Why transfer time is rarely just bytes divided by bandwidth
DMA performance is shaped by more than payload size. Real buses include address phases, handshakes, and wait states when targets cannot accept data. This calculator separates theoretical data time from practical losses using an efficiency factor. When efficiency drops, the same buffer consumes more time and increases deadline risk in audio, motor control, and data acquisition loops.
How bus width and clock translate into a ceiling
Bus throughput is computed from clock frequency and bus width, producing a clear upper limit in bytes per second. A 32-bit path at 200 MHz yields a higher ceiling than a 16-bit path at 80 MHz, but only if the fabric can sustain one beat per clock. Use the theoretical figure to sanity-check datasheet claims and confirm configuration registers.

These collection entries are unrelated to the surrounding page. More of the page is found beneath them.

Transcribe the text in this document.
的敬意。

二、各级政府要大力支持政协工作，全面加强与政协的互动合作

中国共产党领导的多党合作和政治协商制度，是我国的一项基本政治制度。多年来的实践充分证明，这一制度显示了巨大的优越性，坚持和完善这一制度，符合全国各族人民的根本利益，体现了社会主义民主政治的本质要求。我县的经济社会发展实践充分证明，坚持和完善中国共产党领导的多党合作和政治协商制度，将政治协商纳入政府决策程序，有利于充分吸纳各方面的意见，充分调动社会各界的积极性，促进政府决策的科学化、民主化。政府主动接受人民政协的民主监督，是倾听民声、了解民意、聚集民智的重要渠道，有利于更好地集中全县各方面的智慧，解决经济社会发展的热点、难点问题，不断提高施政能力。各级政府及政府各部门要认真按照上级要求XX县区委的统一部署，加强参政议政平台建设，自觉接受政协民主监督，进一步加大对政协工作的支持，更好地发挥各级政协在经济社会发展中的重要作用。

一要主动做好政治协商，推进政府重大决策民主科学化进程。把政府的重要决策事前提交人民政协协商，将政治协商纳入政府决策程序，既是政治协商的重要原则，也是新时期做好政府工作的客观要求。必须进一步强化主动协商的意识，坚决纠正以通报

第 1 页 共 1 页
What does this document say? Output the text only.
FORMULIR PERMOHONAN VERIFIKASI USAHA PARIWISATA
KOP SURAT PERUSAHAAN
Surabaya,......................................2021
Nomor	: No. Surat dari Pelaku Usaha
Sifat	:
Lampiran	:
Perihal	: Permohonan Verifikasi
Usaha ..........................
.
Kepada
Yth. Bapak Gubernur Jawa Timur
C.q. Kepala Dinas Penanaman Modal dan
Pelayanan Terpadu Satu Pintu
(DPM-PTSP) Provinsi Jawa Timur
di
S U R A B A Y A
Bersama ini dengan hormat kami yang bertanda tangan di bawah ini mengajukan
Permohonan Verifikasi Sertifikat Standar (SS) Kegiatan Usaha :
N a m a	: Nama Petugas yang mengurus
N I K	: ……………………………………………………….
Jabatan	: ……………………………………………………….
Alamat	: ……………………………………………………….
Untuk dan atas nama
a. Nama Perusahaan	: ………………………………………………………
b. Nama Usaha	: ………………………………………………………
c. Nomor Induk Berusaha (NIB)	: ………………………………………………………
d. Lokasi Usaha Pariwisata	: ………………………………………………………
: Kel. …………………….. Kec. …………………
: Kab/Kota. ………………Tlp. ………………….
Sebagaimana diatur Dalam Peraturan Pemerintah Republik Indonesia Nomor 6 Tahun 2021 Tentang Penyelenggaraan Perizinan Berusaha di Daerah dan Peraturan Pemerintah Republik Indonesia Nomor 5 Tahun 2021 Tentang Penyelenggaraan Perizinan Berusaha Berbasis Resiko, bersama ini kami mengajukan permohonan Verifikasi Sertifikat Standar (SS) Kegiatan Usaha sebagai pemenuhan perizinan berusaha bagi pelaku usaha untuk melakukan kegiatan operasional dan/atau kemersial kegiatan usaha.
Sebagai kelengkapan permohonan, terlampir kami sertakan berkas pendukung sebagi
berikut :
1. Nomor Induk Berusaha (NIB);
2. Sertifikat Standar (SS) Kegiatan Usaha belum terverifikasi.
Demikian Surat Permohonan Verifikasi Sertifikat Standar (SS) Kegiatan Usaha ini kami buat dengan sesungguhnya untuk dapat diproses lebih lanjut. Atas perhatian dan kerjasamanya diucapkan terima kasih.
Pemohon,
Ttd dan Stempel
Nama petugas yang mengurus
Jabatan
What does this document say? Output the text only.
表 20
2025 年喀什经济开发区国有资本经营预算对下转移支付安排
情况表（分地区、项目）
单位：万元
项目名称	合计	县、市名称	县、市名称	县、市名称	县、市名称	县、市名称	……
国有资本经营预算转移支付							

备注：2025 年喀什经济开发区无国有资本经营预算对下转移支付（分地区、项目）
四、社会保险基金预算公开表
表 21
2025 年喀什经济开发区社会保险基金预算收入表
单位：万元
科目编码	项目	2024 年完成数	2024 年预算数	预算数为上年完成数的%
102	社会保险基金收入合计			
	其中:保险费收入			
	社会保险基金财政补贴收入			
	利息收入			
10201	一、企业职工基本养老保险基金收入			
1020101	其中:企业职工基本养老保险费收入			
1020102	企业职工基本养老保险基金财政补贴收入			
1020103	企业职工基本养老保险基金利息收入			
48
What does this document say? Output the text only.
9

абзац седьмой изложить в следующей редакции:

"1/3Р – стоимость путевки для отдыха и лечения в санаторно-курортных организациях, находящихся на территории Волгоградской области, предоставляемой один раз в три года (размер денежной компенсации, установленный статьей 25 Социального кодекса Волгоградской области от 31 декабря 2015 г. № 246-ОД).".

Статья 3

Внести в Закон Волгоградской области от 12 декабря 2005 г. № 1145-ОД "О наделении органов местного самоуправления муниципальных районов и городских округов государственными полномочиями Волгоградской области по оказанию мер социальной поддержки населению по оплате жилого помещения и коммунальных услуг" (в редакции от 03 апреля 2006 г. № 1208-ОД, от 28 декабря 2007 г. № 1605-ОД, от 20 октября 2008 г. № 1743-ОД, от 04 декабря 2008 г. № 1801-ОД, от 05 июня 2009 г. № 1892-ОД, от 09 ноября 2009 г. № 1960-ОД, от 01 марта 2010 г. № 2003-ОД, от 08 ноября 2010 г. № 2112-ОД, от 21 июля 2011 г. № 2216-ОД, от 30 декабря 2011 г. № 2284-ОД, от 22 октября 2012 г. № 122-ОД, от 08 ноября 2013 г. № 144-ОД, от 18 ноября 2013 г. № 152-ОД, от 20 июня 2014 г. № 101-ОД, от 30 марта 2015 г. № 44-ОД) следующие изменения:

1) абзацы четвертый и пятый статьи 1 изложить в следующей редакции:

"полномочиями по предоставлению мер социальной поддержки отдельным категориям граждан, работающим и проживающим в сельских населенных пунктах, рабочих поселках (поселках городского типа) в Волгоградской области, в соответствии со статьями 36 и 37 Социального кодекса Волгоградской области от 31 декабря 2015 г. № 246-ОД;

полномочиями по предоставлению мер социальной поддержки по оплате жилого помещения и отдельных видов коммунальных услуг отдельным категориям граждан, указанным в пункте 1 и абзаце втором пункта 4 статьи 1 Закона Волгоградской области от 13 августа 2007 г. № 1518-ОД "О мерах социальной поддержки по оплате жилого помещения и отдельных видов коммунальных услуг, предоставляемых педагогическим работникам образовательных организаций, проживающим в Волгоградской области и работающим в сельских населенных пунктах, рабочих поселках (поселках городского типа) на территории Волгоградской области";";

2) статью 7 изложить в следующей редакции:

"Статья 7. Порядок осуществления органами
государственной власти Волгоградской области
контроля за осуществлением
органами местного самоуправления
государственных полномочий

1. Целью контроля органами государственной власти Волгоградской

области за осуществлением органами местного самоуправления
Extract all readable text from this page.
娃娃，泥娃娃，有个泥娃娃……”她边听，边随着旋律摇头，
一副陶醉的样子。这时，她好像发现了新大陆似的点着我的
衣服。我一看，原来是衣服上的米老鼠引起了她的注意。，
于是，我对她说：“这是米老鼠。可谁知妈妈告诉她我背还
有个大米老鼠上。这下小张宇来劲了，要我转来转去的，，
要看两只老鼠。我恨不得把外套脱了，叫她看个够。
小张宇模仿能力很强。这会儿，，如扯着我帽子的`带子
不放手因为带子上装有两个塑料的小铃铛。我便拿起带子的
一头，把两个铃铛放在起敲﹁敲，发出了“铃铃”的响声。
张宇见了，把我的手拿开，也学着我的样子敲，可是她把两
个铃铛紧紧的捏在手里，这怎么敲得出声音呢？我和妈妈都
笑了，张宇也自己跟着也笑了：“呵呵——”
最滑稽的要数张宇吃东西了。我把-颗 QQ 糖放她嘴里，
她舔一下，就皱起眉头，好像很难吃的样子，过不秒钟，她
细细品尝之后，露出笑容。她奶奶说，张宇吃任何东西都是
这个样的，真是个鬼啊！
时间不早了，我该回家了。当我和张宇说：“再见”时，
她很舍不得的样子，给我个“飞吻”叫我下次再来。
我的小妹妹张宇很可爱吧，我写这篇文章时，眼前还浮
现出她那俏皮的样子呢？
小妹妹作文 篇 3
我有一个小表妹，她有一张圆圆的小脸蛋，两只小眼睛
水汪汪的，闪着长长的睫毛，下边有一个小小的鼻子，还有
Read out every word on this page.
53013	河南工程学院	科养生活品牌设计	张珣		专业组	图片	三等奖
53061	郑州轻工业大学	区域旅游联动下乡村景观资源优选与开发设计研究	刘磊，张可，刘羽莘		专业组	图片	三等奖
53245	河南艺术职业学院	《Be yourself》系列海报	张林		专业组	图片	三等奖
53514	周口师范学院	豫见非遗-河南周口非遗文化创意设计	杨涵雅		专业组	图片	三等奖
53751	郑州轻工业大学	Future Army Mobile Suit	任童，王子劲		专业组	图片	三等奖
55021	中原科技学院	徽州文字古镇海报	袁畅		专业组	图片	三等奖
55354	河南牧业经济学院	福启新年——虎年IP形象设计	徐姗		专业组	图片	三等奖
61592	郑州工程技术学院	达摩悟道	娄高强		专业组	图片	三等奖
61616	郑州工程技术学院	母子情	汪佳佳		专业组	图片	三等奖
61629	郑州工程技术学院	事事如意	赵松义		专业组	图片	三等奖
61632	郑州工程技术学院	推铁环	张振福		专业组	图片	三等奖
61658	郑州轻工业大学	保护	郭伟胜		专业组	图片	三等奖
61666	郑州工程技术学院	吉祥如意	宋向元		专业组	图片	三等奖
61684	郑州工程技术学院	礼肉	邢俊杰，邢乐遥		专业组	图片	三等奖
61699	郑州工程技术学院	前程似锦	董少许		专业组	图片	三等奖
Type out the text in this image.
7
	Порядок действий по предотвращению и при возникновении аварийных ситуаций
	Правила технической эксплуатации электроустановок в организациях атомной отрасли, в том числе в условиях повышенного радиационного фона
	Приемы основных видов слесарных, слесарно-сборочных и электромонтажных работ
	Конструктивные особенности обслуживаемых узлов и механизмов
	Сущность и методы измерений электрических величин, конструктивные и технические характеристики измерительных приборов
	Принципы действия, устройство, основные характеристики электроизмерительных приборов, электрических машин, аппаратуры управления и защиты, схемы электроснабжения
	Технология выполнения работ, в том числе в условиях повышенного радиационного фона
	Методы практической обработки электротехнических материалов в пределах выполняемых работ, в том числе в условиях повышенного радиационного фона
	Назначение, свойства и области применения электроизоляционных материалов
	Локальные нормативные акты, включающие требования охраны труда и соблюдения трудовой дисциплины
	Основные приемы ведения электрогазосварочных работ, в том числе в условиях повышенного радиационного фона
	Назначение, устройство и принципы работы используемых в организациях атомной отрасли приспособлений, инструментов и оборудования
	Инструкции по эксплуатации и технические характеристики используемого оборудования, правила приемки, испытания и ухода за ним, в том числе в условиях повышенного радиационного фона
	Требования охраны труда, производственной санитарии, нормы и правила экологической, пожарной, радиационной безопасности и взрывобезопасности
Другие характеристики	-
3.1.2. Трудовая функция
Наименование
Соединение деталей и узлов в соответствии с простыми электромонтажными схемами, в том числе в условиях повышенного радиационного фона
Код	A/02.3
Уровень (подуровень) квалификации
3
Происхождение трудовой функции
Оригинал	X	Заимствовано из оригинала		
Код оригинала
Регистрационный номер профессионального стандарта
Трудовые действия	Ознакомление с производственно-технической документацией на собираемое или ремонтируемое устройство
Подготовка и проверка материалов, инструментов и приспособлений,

Burst sizing: balancing protocol overhead and fairness
Bursts reduce repeated setup, but very large bursts can increase latency for other masters and raise arbitration delays on shared fabrics. The calculator estimates burst count with a per-burst overhead term, showing why small transfers can be overhead-dominated. Try sweeping burst size to find a stable point where overhead shrinks without creating long bus occupancy.
Latency terms that matter in real firmware
Arbitration latency captures the time before the DMA engine gains access to the bus, which grows under contention from CPUs, GPUs, or other DMAs. Interrupt latency models completion handling, including ISR entry and bookkeeping. For tight loops, these fixed costs can outweigh data movement. Enter measured values from trace tools to match field behavior.
Using outputs for design decisions and verification
Time per transfer and effective throughput help size ring buffers, choose interrupt coalescing, and decide whether to chain descriptors. Estimated utilization indicates whether the bus is a limiting resource or whether software overhead dominates. Export CSV for requirements documents and PDF for reviews, then compare scenarios to justify burst, clock, or contention mitigation choices. For validation, compare computed time against logic-analyzer captures and DMA completion timestamps, then iterate efficiency and latency inputs until the model tracks reality across multiple buffer sizes and transfer directions. This loop builds confidence before release.
What does the efficiency percentage represent?
It approximates protocol gaps, wait-states, and contention that reduce sustained throughput versus the ideal one-beat-per-clock rate. Use measured bandwidth or bus utilization counters to estimate it.
How should I choose burst size?
Start with a value aligned to cache lines or FIFO depth, then sweep larger and smaller bursts. Pick the smallest size that delivers stable throughput without creating long bus occupancy or starving other masters.
Why do small transfers look slow?
Fixed costs dominate: burst setup, arbitration, and interrupt handling can be larger than the data movement time. Consider batching, descriptor chaining, or interrupt coalescing for many small buffers.
Is the bus throughput formula always accurate?
It is a ceiling based on width and clock. Some interconnects transfer multiple beats per cycle, or throttle by target readiness. Capture this by adjusting efficiency and the per-burst overhead terms.
What should I enter for arbitration and interrupt latency?
Prefer measurements: time from DMA request to first beat for arbitration, and completion signal to ISR completion for interrupt latency. If unknown, start with microsecond-scale estimates and refine with traces.
Can I model memory-to-memory copies?
Yes. Select memory-to-memory direction to document intent, then tune efficiency and overhead for your fabric. Compare outputs against memcpy or DMA benchmarks to decide which approach meets your timing budget.